Nigeria’s fuel subsidy conundrum


The concept of subsidies is neither inherently bad nor undesirable. In fact, it is a policy tool that’s often deployed to redistribute wealth and correct market failures. There are many examples of energy and food subsidies even in advanced economies.

In the case of Nigeria’s fuel subsidy regime however, the reverse is the case. Fuel subsidy continues to become a huge drain on Nigeria’s finances, making them both unsustainable and unreasonable.

There’s a school of thought that thinks the problem is fuel subsidy corruption and not fuel subsidy in itself, that doing away with fuel subsidy is akin to throwing away the baby with the bath water, and that government should tackle the corruption in the oil and gas sector instead of removing subsidies altogether and shifting the burden to the poor.

I once subscribed to that school of thought and I wish it were that simple.

Nigeria’s daily average PMS consumption is around 30 – 33 million liters daily. Interestingly, the NNPC pay subsidy claims on about 90-95 million liters. Simply stating, an excess subsidy payment on about 60 million liters, almost double our actual daily consumption, is unaccounted for.

But here is the catch: the average PMS price in West Africa hovers around 500 – 600 naira per liter. That means as there’s huge incentives in taking Nigeria’s PMS at 199 naira per liter across the border to Cameron, Niger, Benin or Chad, where you stand to make between 250 – 350 per liter, bar other expenses.

This creates enough rents for our marketers to smuggle cheap Nigeria’s oil to our neighbors and make super profit. This also partly explains why we pay subsidy claims to over 90 million liters when our daily consumption is little above 30 million liters.

This burgeoning fuel subsidy pie keeps exerting significant pressure on our finances. For many months, the NNPC has was unable to contribute a kobo to the federation account because proceeds from crude oil sales go into paying subsidies, leaving a huge void in the federation account and affecting the abilities of the FG and States to meet their financial obligations.

Last year alone, the government spent over 7 trillion naira in subsidies. This year, another 3.36 trillion was budgeted for the first half of 2023. Simply speaking, in the name of fuel subsidy, Nigeria is hemorrhaging its way towards fiscal collapse.

The question is, how do we deal with that? Some may argue the NNPC should pay only subsidy on our actual consumption (30 – 35 million liters), but oil marketers would still smuggle out whatever little they get to make bigger profit, creating scarcity at home.
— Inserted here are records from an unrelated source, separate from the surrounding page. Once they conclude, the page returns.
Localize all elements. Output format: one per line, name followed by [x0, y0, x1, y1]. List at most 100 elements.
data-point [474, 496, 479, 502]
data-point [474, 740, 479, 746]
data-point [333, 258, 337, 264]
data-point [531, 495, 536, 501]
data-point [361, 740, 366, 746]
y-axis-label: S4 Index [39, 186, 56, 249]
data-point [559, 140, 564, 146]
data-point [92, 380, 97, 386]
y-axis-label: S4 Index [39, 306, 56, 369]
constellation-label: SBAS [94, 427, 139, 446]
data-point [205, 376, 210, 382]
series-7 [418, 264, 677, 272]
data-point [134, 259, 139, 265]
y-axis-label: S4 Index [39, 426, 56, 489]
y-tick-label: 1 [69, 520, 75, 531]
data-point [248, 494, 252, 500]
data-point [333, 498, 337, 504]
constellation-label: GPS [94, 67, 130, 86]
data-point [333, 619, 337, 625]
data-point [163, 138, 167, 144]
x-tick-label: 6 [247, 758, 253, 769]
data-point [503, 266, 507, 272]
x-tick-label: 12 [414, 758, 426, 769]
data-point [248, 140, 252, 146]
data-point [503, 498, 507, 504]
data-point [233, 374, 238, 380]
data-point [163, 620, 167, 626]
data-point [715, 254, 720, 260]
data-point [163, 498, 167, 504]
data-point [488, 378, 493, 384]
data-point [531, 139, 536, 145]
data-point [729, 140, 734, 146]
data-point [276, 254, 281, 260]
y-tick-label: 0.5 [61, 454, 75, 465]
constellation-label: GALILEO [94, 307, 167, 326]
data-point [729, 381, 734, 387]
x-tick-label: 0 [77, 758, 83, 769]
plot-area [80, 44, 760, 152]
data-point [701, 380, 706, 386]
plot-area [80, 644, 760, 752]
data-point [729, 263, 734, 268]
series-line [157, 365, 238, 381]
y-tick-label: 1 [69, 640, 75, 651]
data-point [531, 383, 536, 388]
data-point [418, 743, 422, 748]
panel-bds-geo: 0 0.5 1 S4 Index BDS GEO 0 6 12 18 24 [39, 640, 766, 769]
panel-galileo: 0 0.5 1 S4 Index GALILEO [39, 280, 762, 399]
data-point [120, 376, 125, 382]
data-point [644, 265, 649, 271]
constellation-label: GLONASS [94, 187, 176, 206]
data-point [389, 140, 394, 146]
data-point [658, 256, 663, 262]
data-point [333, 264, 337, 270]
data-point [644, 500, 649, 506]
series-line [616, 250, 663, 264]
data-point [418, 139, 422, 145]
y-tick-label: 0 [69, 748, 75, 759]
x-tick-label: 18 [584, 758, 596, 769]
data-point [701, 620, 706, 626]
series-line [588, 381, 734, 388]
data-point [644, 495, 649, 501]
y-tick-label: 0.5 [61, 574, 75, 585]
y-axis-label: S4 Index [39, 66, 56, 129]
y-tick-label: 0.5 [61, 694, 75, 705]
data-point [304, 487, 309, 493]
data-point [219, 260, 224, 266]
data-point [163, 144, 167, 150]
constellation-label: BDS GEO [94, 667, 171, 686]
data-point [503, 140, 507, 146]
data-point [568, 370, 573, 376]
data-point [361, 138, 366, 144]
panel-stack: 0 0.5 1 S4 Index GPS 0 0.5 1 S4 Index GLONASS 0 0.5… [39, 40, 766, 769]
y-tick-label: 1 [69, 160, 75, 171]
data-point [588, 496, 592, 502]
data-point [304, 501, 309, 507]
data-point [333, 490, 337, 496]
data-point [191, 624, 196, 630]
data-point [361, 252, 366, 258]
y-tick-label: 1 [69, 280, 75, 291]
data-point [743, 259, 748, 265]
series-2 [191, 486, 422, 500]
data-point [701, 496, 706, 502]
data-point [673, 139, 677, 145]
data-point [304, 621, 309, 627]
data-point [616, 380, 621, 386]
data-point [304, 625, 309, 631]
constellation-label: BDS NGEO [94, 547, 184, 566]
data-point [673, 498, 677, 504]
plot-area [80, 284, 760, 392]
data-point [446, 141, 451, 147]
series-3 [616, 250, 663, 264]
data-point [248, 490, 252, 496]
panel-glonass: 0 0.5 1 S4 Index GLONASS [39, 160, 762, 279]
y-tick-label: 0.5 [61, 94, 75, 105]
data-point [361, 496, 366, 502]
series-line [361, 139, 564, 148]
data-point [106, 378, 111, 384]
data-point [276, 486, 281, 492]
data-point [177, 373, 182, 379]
It is also impossible to stop fuel smuggling as we lack the resources (both human and technological) to police our borders effectively. In fact, it would create another layer of corruption in the form of high cost of enforcement. As long as there are huge incentives for rent-seeking, economic actors will go to any length to game the system. The US, with all its advancement, is still struggling to curtail drug smuggling across its border.

Make no mistake, fuel subsidies benefit the poor and its removal will have devastating consequences on poor people. The argument that it benefits the rich more than the poor is misleading because it mischievously ignores the per capita effect of fuel subsidy using the purchasing power of the two income groups.

A person on a 30,000 minimum wage consuming 20 liters per month still gains more through fuel subsidies (per purchasing power) than a rich man consuming 200 liters per month. Therefore, there’s equity justification for fuel subsidies as it is one of the only few ways that ordinary Nigerians directly benefit from the government even if the upper class gains more on aggregate.

The major dilemma in economic policy is the trade-off between equity and efficiency. Allowing subsidies to remain serve equity (by helping the poor with below market-rate energy cost) and harms efficiency (by increasing waste, corruption and fraud). The solution is, if the efficiency gain is greater than equity loss, then subsidy should go. Likewise, if the equity loss is greater than efficiency gain, then subsidies should remain.

The truth is, it is a lot harder than economics 101 because it touches on the foundations of politics, public trust and public interests. Ordinary Nigerians May understand the economic reasoning, but they don’t trust that the government would make honest use of the subsidy savings. They want to see the ruling class making similar sacrifices instead of always asking ordinary Nigerians to accept subsidy cuts, more taxes and other austerity measures.

Interestingly, all the 3 leading candidates (Tinubu, Atiku and Obi) have campaigned on the promise of subsidy removal. Nigerians minds have been prepared against subsidy removal. What has no been prepared is however Nigerian pockets. And here’s where I have problem with the drastic measure.

Government should lay out its plans for wage increase, some tax cuts, cuts in government overheads, investment in subsidised public transport, and other palliative measures that would help cushion some of the effects of subsidy removal.

Nigerians need to be told what to expect from the policy measure. How much are we going to save? How much is going to the FG and States, so that citizens can keep track of those promises and hold their elected leaders at both federal and state levels accountable.

Whichever way it goes, this is one bold policy move that’s going to define the Tinubu presidency.

Ahmed Musa Husaini writes from Abuja.